Hackers find 15,000 credentials by scanning for git configuration
More than 15,000 stolen cloud service credentials were discovered in an open Amazon Web Services bucket by the cybersecurity firm Sysdig.
In a report released Wednesday, Sysdig researchers revealed that a global operation called EMERALDWHALE stole credentials belonging to cloud service and email providers, as well as other services, by targeting exposed git configurations. The credentials, which researchers say contained more than 10,000 private repositories, were discovered on a publicly accessible AWS S3 bucket.
“EMERALDWHALE isn’t the most sophisticated operation, but it still managed to collect over 15,000 credentials,” the report said. “What was different was the target: exposed Git configuration files. These files and the credentials they contain offer access to private repositories that normally would be difficult to access.”
Citing the S3 bucket’s log data, researchers said the operation appears to have been active from August to September and is collecting the information for spam and phishing campaigns.
The bucket contained more than a terabyte of data, which included malicious tools, valuable stolen credentials, git configuration files and other sensitive configuration files tied to web application settings, among others. While Sysdig noted that credentials can be sold for a decent price, lists of internet-facing git repositories can also go up to $100 each. Sysdig researchers noted that the “underground market for credentials is booming, especially for cloud services.”
Exposed git directories can contain sensitive project information, including messages, user names, email addresses, passwords or API keys, which can be used for further attacks or to sell on the market, Sysdig said.
“The credentials themselves can be worth hundreds of dollars per account. The accounts themselves are not the only way EMERALDWHALE make money; the target lists they develop can also be sold on various marketplaces,” Sysdig researchers wrote.

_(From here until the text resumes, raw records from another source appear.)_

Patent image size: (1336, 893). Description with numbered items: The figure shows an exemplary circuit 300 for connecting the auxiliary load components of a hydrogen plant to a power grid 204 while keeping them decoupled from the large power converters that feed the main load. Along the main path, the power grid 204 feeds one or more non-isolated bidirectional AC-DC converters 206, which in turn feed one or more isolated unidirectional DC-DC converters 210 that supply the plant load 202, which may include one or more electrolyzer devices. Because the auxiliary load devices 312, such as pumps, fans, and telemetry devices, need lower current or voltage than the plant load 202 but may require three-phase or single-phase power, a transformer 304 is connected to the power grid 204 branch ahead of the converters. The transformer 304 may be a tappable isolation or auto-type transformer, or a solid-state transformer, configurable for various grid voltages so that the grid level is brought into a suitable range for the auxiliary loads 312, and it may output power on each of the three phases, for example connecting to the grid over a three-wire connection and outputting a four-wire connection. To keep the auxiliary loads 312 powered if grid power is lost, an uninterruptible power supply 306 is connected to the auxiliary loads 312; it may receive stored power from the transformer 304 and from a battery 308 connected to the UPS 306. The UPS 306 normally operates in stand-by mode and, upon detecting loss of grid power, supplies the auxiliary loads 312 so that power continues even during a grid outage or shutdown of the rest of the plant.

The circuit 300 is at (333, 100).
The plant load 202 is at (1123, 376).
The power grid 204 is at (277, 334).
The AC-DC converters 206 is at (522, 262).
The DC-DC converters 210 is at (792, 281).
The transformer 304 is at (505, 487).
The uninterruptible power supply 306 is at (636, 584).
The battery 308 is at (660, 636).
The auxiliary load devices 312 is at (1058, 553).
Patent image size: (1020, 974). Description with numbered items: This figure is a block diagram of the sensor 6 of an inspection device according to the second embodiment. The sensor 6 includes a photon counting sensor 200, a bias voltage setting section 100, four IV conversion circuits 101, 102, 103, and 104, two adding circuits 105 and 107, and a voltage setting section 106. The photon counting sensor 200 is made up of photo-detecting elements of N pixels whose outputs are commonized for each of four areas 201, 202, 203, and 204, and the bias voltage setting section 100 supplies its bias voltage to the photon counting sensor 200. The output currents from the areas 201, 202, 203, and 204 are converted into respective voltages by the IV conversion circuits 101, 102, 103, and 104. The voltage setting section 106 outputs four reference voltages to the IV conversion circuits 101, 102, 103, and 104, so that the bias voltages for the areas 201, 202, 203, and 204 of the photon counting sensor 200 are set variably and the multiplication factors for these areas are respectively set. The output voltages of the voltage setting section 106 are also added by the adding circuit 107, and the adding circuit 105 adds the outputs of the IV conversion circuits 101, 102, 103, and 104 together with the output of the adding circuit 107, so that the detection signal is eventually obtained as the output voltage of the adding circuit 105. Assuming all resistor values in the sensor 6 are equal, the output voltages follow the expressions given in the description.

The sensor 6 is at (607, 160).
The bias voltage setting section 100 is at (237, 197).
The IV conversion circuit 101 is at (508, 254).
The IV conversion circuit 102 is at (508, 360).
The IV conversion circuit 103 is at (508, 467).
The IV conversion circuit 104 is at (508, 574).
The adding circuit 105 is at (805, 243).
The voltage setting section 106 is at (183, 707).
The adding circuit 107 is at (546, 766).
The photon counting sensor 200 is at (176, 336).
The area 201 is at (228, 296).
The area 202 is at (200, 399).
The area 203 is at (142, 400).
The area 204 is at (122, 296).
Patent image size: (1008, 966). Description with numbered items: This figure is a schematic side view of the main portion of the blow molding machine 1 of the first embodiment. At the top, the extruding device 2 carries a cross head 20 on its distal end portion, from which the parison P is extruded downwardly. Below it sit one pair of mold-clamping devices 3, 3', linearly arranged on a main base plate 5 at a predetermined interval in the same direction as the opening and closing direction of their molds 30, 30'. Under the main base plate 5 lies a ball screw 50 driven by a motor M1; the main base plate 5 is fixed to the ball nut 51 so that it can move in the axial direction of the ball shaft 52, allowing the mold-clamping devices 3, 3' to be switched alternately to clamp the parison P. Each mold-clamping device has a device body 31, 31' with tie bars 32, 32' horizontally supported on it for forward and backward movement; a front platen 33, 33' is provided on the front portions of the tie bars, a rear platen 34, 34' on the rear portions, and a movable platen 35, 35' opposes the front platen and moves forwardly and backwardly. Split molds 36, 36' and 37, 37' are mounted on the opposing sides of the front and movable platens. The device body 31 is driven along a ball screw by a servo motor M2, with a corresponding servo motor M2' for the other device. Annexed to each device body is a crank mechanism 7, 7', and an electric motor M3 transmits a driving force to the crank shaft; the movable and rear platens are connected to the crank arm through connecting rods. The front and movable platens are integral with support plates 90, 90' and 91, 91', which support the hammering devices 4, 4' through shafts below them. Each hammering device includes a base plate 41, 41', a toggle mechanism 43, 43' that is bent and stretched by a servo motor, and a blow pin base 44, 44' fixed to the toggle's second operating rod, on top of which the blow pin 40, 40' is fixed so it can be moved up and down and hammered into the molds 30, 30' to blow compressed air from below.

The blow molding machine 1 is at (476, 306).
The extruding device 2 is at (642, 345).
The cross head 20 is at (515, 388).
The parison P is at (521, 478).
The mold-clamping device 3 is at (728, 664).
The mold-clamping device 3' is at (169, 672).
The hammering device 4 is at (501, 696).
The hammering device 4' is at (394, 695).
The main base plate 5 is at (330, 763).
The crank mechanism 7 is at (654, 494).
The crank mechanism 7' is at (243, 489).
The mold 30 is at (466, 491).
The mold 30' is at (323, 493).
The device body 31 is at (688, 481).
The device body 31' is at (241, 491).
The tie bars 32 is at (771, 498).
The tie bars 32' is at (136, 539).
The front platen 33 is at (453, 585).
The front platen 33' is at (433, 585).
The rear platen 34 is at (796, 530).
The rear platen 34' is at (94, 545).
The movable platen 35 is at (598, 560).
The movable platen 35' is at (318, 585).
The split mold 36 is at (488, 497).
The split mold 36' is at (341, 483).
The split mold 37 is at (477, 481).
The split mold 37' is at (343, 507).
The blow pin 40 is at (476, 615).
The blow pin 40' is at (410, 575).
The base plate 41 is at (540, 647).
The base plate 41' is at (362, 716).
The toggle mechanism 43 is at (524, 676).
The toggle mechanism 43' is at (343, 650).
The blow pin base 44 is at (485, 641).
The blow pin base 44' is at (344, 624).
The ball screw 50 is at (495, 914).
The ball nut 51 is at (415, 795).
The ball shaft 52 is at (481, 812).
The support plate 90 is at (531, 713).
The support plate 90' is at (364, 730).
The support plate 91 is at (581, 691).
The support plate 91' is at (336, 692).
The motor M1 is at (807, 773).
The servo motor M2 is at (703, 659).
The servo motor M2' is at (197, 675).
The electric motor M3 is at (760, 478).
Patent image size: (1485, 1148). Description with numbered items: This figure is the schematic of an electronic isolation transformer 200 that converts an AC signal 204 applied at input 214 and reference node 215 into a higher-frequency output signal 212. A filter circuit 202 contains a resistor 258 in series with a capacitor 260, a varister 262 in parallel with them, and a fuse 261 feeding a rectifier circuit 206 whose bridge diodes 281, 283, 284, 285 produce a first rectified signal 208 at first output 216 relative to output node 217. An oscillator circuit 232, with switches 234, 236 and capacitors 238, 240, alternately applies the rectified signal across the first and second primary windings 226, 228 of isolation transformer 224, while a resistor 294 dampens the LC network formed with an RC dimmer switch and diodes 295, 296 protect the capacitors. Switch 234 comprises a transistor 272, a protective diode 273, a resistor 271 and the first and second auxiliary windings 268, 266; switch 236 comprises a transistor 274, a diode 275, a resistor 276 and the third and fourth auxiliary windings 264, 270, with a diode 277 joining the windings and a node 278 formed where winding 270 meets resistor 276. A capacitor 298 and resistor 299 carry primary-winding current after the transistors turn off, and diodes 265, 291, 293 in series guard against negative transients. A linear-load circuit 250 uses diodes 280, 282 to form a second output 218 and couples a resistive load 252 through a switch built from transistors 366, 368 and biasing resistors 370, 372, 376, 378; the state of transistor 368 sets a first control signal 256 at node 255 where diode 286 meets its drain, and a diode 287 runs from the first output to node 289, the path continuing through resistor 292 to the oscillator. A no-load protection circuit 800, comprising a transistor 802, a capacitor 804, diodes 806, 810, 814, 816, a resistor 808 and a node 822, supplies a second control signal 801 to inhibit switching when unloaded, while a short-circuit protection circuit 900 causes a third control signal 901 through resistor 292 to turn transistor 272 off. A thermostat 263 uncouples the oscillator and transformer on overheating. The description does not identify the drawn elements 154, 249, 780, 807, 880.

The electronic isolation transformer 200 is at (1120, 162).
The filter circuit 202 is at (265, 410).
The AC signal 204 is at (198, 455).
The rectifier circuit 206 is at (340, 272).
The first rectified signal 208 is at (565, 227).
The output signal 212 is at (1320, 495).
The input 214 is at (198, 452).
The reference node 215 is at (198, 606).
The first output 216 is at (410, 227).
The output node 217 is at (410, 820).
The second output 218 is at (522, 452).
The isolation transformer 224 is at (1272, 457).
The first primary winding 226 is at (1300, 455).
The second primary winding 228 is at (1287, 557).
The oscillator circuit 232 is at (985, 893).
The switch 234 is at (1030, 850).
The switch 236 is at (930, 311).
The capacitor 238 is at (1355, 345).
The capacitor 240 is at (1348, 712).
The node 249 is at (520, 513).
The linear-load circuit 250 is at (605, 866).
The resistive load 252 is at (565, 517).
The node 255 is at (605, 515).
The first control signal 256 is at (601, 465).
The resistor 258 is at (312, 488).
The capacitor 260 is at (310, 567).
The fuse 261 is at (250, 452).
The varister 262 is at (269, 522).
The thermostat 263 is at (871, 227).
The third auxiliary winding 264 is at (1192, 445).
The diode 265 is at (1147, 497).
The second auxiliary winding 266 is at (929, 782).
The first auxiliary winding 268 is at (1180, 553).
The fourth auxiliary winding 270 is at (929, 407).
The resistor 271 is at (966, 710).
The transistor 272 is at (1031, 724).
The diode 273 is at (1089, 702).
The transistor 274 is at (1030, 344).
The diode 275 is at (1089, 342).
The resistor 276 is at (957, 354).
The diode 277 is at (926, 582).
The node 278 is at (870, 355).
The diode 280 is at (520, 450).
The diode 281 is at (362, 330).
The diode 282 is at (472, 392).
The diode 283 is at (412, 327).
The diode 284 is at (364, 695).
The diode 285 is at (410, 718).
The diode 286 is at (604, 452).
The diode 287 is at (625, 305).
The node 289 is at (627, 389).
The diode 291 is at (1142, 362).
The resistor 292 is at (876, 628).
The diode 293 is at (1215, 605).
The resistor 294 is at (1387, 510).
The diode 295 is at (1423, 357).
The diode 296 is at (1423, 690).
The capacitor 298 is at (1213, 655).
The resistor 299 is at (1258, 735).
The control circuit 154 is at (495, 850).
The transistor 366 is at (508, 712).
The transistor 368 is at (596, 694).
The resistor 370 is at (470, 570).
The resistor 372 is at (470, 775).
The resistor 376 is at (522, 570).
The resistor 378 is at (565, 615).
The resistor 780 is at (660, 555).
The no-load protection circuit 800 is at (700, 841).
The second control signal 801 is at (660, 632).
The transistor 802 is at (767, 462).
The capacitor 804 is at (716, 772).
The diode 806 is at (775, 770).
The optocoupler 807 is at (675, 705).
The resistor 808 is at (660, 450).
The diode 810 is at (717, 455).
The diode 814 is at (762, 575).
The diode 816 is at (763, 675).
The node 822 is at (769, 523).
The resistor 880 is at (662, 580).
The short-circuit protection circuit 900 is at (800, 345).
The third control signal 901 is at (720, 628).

The hackers used multiple tool sets sold on underground marketplaces that automatically find and validate credentials before uploading them to the S3 bucket, many of which belonged to major services like GitHub, BitBucket, and GitLab. Although abusing credentials from repositories has become harder for criminal hackers due to more frequent scans that flag discovered credentials, the campaign shows just how difficult it can be to fully secure sensitive data.
Sysdig researchers also noted that campaigns such as these require minimal effort, as nearly everything can be automated and tools run on temporary systems makes attribution harder. Not only that, but would-be attackers can easily find the tools on GitHub or purchase a course if interested enough.
“It’s fast income for the attackers. They confirm valid keys and sell them in packs or autoshops, websites, and Telegram bots that do not require any interaction,” the report notes.
Sysdig said that the campaign highlights the fact that “secret management alone is not enough to secure an environment. There are just too many places credentials could leak from.”